Claude-Achille Debussy, one of the world’s greatest composers, was born in Saint-Germain-en-Laye, France, on the 22nd of August in 1862. He is best known for his contributions to impressionist music. His rich and easily distinguishable chord progressions have made a lasting impression on the European musical landscape.
Debussy’s main instrument was piano. His compositions for piano include famous works, such as the Deux Arabesques, Children’s Corner Suite, Préludes and Suite Bergamasque. His orchestral works have not lost their charm either: Debussy’s orchestral composition La Mer (The Sea) is still frequently performed around the world.
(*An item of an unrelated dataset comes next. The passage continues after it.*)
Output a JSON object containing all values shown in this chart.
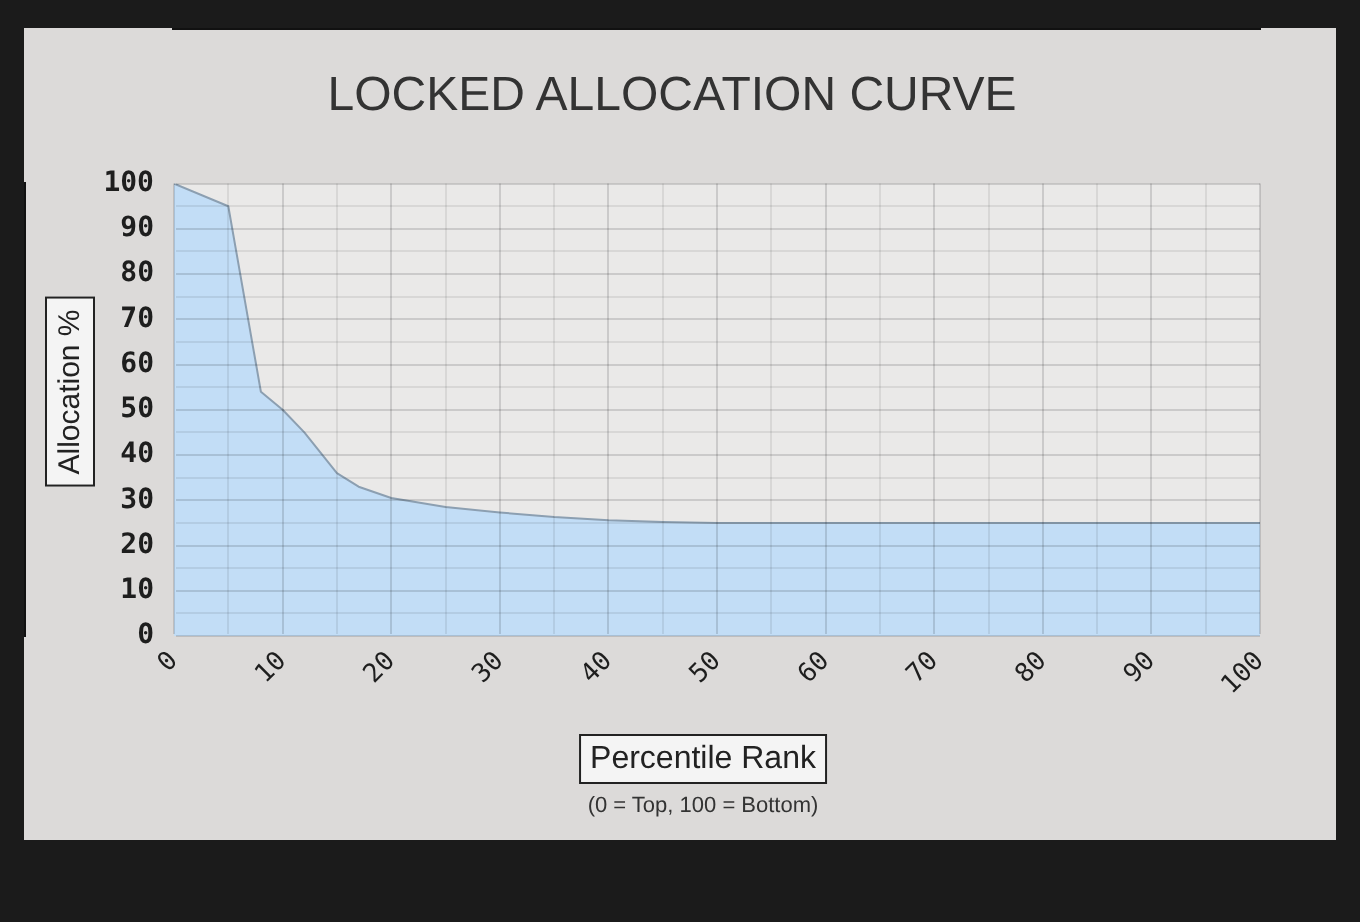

Debussy was a daring composer. He stood up against the normative ways offered by the different musical institutes he attended during his life. He is known for not staying in just one pitch for the whole duration of his compositions but rather exploring music more freely. His compositions are often missing chord progression releases, which created previously unheard musical imagery. Despite not following his contemporary musical theorists’ advice, some of his compositions have been found to have a highly mathematical structure.
At times Debussy suffered from depression which disabled him as a composer. His love life included marriages and lovers — changes in his private life and emotions are reflected in his music.
La nuit d’étoiles is one of Debussy’s earlier composositions which he finished at the age of 22. This timeless, beautiful piece is performed by the Belgian-born Dutch soprano Hélène Ludolph on a recording from the 1930s.